Its perfectly normal to feel and see ribs on a puppy. In fact that is ideal for giant breed dogs. You want your puppy to be skinny and lanky while growing so her joints form right and she's less likely to have arthritis at a younger age.

As long as she's healthy and has plenty of energy I wouldn't worry about her weight much. Even a slightly underweight dog is better than a slightly overweight dog.


----------



## Malamute3511 (Sep 10, 2010)

some times i worry she is lathargic lol. she sleeps sooooo much. hope she ok


----------



## Ania's Mommy (Feb 8, 2009)

Don't be too worried. Puppies sleep a LOT. I can't remember where I read it today (maybe Danamama's fantabulous seminar notes?), but adult dogs sleep/rest around 17-20 hours a day. Puppies sleep even more than that! It is during sleep that the grow. Human babies are the same. 

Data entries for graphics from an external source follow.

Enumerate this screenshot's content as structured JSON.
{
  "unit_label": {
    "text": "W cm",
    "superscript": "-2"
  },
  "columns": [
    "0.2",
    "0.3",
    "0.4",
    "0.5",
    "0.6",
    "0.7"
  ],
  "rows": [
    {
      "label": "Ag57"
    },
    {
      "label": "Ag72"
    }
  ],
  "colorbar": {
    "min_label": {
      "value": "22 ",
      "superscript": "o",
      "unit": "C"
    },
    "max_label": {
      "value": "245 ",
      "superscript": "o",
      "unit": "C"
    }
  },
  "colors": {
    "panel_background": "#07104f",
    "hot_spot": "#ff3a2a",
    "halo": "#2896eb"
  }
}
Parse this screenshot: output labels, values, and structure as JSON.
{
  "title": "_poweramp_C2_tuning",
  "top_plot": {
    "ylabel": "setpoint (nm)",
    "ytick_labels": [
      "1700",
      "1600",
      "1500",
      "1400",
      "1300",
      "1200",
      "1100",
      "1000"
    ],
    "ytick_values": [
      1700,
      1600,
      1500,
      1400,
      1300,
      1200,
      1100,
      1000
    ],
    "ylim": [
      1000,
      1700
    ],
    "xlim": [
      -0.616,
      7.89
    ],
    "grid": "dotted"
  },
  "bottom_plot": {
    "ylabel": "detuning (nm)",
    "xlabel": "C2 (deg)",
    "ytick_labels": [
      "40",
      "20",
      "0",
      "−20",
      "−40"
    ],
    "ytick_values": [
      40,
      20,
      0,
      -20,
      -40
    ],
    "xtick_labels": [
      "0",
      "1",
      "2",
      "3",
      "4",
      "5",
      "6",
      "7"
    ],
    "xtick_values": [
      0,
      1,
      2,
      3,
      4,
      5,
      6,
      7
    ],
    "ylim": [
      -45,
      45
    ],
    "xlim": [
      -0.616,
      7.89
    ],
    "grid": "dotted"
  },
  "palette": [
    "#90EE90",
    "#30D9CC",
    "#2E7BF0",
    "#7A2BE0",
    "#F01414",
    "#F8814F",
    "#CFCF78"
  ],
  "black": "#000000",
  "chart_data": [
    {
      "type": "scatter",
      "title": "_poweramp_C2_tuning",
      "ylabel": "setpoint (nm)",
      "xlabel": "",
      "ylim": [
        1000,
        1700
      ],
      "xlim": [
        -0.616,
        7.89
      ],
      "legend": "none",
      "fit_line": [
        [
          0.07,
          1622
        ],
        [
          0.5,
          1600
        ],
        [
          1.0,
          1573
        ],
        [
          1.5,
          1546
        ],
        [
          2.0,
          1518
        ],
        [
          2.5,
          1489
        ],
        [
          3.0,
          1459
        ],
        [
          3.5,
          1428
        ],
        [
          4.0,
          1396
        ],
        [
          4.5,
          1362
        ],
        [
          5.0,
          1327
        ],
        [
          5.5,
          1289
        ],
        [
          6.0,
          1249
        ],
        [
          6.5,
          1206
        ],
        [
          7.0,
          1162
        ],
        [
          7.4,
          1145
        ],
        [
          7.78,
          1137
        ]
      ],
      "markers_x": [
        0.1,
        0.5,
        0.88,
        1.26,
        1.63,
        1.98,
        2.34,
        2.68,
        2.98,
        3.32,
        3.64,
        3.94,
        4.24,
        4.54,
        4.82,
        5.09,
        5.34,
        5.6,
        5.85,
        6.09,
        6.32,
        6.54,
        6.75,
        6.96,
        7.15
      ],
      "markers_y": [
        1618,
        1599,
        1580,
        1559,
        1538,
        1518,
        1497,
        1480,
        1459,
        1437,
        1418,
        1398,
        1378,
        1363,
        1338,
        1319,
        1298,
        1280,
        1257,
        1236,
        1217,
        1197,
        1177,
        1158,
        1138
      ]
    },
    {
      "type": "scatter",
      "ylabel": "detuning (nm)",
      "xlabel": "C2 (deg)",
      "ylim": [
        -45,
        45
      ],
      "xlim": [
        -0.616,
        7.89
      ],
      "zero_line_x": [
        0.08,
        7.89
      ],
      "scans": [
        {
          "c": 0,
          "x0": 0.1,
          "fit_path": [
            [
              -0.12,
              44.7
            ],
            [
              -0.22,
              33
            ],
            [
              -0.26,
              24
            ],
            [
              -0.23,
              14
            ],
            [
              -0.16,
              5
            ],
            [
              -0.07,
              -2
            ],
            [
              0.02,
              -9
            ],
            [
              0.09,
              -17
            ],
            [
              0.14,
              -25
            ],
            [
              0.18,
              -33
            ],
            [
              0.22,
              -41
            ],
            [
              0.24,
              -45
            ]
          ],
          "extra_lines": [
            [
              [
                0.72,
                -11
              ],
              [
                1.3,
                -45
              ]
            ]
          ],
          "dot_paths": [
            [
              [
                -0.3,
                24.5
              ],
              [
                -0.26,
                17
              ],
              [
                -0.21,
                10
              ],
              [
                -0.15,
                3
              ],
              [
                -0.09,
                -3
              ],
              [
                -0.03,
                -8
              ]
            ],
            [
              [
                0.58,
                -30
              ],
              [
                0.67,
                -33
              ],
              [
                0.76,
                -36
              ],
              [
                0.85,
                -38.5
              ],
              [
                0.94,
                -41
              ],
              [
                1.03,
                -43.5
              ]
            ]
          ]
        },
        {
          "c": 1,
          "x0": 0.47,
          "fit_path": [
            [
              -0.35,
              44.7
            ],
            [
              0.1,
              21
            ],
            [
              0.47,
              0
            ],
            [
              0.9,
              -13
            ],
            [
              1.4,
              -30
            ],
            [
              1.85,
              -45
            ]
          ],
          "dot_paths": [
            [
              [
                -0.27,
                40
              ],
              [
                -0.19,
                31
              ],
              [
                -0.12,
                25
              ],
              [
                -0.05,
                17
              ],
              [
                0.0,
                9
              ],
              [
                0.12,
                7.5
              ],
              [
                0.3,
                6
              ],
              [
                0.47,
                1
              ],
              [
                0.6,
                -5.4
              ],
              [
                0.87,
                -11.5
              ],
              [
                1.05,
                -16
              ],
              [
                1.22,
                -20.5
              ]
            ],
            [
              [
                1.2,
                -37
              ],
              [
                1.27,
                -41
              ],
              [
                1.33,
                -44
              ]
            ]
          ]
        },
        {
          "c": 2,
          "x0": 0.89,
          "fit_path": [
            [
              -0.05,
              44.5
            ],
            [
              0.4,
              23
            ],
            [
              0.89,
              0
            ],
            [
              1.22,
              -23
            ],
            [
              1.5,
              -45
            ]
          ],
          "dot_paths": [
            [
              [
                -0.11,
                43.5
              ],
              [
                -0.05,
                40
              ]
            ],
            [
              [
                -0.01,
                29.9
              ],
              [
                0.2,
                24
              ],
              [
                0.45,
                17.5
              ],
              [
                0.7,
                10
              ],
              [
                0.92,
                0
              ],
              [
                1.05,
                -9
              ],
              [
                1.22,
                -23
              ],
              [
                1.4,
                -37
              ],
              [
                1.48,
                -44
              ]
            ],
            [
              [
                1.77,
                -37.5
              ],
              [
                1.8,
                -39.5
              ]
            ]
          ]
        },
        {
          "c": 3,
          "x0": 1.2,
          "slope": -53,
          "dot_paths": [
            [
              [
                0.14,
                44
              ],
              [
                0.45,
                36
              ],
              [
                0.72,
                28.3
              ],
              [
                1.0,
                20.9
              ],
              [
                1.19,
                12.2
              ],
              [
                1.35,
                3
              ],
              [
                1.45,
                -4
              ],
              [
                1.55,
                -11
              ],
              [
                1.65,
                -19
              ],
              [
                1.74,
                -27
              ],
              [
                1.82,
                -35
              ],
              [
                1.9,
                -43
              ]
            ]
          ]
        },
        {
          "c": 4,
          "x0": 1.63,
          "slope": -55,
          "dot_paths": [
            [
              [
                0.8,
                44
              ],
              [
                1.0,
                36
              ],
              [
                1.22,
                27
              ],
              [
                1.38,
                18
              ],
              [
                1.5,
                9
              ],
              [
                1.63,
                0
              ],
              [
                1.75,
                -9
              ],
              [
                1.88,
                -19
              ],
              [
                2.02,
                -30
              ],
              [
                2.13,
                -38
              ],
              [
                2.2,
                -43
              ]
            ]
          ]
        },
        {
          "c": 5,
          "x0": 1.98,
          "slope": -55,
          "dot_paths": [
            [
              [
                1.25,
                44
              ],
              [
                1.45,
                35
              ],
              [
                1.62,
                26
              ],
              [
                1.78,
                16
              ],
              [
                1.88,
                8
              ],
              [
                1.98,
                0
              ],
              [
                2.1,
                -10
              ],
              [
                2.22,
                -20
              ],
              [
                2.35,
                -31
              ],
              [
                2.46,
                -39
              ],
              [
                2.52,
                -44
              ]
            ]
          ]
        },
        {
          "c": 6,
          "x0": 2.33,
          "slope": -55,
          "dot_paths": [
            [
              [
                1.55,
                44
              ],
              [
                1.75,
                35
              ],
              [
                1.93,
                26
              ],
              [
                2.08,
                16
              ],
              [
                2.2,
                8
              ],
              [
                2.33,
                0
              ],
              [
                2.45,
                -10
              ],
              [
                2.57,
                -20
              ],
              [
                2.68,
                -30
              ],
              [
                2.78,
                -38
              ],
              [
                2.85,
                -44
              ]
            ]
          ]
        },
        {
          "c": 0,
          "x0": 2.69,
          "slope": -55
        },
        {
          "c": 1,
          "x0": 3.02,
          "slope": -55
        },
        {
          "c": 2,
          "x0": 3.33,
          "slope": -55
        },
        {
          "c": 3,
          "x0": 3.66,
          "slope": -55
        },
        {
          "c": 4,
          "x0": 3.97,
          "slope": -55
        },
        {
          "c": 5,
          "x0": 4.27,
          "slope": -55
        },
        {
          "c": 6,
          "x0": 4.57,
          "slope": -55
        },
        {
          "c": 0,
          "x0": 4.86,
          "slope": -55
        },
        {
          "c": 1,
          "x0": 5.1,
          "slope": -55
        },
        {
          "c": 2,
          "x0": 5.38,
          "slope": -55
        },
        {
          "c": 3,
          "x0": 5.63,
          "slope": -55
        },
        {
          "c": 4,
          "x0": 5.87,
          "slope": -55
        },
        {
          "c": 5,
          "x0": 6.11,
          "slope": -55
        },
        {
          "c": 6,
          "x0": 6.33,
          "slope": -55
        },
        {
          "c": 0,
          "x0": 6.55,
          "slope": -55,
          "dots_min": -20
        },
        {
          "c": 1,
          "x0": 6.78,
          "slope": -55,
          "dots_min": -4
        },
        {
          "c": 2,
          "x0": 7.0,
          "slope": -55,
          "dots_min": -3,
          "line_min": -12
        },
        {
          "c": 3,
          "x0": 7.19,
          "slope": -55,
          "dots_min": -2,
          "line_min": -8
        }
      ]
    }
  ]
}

It's fun being a new puppy owner, isn't it? :wink:


----------



## meggels (May 30, 2010)

Ania's Mommy said:


> Don't be too worried. Puppies sleep a LOT. I can't remember where I read it today (maybe Danamama's fantabulous seminar notes?), but adult dogs sleep/rest around 17-20 hours a day. Puppies sleep even more than that! It is during sleep that the grow. Human babies are the same.
> 
> It's fun being a new puppy owner, isn't it? :wink:


Lol, kind of off topic but your post made me think of this.

I was at Target tonight with my friend and we were looking for babywipes (for wiping frenchie butts of course) and in the baby section we walked by those swingy crib things...yeah not the right name I'm sure haha.

But I was playing with them and pushing them back and forth and was like "What the hell, why don't they make these in adult size? I'd totally love to sleep in one of these on a regular basis. Seriously. Just rocking me back and forth while I nap..."










But no really. I REALLY want one for adults LOL.


----------



## Ania's Mommy (Feb 8, 2009)

Boo ya!!


----------



## jdatwood (Apr 13, 2009)

just not the same...


----------



## Ania's Mommy (Feb 8, 2009)

So add a cushion and a mobile. Aaaaannnndd.... BOO YA!


----------



## jdatwood (Apr 13, 2009)

doesn't look as comfortable :tongue:


----------



## DaneMama (Jun 27, 2008)

I know we get off topic here on DFC...but I just don't see how this thread got this far off topic...


----------



## Ania's Mommy (Feb 8, 2009)

Yeeeahh.. Sorry. :redface::redface:

Puppies sleep a lot. It's good for them to do so.:biggrin:


----------



## DaneMama (Jun 27, 2008)

Very true :tongue:


----------



## meggels (May 30, 2010)

danemama08 said:


> I know we get off topic here on DFC...but I just don't see how this thread got this far off topic...


It didn't get that far off topic.....just a few slightly off topic posts lol. 

*shrug* sorry.


----------